Pozostawało coraz mniej czasu na rozstrzygnięcie sprawy awansu, a wynik 0:0 w rewanżu nie zmieniał się. FC Porto prowadziło atak pozycyjny, ale przejście przez obronę Interu nie było proste. Gospodarzom cały czas czegoś brakowało, a minuty uciekały.
W równolegle rozgrywanym meczu Ligi Mistrzów między Manchesterem City a RB Lipsk padał gol za golem, a w Porto tylko rosło napięcie. Symbolem poświęcenia Interu był Matteo Darmian, który raz za razem ofiarnie bronił we własnym polu karnym i zmagał się ze skurczami. Problemy mięśniowe wyeliminowały z końcówki Federico Dimarco i utrudniły dogranie meczu Denzelowi Dumfriesowi.

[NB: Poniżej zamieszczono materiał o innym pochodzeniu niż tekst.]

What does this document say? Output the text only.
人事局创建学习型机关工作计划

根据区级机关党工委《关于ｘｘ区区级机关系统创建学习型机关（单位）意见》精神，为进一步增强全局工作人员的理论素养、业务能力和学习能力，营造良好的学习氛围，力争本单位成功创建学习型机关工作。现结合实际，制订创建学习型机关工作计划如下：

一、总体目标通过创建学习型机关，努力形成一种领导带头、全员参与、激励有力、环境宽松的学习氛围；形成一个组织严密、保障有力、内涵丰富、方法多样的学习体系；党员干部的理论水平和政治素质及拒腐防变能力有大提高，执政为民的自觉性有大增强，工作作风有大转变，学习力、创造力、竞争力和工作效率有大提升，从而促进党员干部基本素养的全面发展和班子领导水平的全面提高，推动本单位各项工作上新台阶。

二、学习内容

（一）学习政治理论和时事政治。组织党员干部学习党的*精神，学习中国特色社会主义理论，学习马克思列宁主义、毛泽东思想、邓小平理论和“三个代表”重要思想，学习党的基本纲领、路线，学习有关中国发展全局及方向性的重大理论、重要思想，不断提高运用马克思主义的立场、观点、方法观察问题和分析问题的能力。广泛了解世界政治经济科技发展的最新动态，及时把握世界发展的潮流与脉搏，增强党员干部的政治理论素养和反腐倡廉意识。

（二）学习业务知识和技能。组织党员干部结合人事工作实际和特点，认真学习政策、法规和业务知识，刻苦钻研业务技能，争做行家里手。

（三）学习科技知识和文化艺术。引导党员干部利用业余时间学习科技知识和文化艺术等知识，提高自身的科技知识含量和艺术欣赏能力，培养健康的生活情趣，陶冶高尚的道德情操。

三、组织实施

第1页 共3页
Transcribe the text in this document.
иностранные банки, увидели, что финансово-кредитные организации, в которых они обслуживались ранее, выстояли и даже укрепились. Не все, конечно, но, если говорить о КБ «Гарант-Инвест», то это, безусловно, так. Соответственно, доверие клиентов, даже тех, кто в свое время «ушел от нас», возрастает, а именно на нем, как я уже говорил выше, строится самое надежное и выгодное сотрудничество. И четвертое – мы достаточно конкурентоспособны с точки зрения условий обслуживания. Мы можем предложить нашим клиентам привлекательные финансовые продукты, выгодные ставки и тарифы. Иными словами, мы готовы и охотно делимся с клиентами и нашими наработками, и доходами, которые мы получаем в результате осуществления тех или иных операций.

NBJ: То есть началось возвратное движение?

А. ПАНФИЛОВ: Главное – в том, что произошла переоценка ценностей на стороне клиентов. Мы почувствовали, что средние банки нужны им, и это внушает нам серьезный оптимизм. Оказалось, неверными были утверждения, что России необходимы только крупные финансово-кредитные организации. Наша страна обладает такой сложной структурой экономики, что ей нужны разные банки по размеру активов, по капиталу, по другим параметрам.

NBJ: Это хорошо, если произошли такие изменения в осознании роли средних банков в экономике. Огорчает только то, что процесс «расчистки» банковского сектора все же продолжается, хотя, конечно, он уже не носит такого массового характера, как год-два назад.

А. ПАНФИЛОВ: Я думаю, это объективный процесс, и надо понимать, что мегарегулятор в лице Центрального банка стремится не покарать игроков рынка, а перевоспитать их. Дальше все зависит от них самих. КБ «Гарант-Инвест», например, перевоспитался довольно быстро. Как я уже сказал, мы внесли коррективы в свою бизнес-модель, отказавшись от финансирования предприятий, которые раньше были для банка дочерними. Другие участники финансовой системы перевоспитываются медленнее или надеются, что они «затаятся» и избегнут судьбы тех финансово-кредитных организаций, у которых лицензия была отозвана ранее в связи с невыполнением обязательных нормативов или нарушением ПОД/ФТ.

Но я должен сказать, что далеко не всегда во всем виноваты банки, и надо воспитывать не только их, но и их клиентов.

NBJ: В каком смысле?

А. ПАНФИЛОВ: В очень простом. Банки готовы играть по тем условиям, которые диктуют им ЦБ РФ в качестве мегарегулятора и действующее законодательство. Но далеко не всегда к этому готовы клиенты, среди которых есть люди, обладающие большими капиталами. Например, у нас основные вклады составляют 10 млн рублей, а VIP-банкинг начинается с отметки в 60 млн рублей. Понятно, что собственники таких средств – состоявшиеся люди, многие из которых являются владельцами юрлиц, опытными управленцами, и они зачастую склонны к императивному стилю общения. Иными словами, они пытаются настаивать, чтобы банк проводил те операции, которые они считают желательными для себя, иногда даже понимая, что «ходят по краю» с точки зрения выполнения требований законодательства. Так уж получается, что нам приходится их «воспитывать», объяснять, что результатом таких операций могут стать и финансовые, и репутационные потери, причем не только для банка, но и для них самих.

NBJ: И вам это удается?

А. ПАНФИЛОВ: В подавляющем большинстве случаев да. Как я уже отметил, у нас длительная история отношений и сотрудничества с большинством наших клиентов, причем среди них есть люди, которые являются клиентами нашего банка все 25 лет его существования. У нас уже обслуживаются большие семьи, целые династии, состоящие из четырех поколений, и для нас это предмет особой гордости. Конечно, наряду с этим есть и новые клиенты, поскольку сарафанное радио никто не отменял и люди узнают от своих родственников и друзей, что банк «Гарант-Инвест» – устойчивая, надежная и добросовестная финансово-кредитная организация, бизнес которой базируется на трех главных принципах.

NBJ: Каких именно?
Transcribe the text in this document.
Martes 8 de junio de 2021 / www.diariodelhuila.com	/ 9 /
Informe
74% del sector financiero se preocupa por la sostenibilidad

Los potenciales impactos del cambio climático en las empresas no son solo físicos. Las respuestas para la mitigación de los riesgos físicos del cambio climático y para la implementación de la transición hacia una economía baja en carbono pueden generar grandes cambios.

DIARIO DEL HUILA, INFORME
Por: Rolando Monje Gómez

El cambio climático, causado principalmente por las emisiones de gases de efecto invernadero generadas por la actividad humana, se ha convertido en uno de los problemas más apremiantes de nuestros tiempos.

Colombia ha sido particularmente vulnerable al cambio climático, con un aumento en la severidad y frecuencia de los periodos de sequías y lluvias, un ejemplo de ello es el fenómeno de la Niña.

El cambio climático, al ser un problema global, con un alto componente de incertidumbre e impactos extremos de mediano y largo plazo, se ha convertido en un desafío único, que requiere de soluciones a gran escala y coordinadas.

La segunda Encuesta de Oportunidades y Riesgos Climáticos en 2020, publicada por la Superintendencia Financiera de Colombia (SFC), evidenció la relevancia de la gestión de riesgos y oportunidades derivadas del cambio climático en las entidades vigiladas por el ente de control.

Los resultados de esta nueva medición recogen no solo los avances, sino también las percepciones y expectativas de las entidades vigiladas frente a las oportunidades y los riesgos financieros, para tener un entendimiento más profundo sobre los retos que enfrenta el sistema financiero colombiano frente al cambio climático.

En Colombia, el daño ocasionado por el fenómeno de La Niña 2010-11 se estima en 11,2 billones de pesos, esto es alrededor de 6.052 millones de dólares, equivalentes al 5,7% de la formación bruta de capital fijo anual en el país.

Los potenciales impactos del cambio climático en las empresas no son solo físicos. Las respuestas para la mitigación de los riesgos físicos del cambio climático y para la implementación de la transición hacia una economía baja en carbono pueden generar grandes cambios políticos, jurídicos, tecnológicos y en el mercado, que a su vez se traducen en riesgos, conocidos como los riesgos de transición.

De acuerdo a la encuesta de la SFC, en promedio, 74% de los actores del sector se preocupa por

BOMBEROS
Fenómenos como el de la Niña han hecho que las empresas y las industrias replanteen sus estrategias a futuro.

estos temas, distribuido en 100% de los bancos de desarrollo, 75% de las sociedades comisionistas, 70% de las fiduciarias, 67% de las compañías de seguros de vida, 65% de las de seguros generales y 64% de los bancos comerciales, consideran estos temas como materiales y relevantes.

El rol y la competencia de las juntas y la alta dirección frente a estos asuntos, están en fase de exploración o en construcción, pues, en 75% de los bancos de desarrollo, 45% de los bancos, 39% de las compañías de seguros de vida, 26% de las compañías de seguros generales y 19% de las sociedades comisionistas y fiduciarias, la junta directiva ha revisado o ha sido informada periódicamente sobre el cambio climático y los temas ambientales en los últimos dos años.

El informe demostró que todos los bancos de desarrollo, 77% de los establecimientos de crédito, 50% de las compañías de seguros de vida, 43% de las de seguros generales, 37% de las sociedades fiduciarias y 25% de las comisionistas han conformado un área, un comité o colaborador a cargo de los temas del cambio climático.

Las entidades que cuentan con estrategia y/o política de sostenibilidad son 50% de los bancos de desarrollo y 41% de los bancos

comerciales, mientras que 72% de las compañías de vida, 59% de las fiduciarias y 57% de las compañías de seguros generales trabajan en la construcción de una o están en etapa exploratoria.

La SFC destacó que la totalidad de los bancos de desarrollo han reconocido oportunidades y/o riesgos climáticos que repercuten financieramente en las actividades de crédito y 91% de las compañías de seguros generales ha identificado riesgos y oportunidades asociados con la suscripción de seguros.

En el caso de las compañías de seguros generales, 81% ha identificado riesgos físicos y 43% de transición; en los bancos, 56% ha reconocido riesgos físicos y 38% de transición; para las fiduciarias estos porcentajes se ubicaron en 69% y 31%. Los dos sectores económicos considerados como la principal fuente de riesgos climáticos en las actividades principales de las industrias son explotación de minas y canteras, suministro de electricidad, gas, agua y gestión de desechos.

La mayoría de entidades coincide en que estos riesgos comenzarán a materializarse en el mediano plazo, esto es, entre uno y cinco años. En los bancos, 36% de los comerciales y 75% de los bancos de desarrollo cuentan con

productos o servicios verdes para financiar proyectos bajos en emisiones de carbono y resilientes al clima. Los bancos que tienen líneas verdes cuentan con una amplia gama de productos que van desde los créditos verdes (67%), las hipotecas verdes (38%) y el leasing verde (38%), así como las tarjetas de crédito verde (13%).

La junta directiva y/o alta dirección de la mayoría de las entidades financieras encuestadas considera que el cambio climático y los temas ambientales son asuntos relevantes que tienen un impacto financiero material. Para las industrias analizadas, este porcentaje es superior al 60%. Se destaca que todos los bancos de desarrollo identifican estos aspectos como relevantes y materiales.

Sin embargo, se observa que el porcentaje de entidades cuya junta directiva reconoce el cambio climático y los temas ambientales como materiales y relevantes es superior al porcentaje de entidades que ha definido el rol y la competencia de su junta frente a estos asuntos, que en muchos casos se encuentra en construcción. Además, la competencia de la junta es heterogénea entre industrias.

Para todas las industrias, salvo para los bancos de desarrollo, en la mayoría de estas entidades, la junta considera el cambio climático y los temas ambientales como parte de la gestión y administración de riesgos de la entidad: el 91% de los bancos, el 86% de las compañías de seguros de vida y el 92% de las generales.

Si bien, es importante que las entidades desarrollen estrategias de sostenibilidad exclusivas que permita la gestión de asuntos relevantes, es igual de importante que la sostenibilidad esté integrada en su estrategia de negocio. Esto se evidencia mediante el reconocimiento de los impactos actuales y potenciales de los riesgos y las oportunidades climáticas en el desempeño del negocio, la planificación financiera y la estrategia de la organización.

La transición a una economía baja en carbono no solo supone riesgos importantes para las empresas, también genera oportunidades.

Wszystkie kłopoty nie pozbawiły Nerazzurrich czystego konta, a wynik 0:0 był dla nich zwycięskim remisem. Już w doliczonym czasie piłka zatańczyła blisko linii bramkowej, uderzyła w poprzeczkę, nawet została sparowana na słupek Interu przez Andrego Onanę, ale FC Porto nie uratowało się przed odpadnięciem.
FC Porto - Inter Mediolan 0:0
Pierwszy mecz: 0:1. Awans: Inter Mediolan
Składy:
Porto: Diogo Costa - Pepe, Fabio Cardoso, Marcano, Zaidu (85' Wendell) - Stephen Eustaquio (70' Andre Franco), Mateus Uribe (85' Danny Namaso), Marko Grujić, Galeno - Evanilson (71' Toni Martinez), Mehdi Taremi
Inter: Andre Onana - Matteo Darmian (80' Milan Skriniar), Francesco Acerbi, Alessandro Bastoni (74' Stefan De Vrij) - Denzel Dumfries, Nicolo Barella (80' Marcelo Brozović), Hakan Calhanoglu, Henrich Mchitarjan, Federico Dimarco (70' Danilo D'Ambrosio) - Lautaro Martinez, Edin Dzeko (70' Romelu Lukaku)
Żółte kartki: Pepe (Porto) oraz Darmian, Dzeko, Acerbi (Inter)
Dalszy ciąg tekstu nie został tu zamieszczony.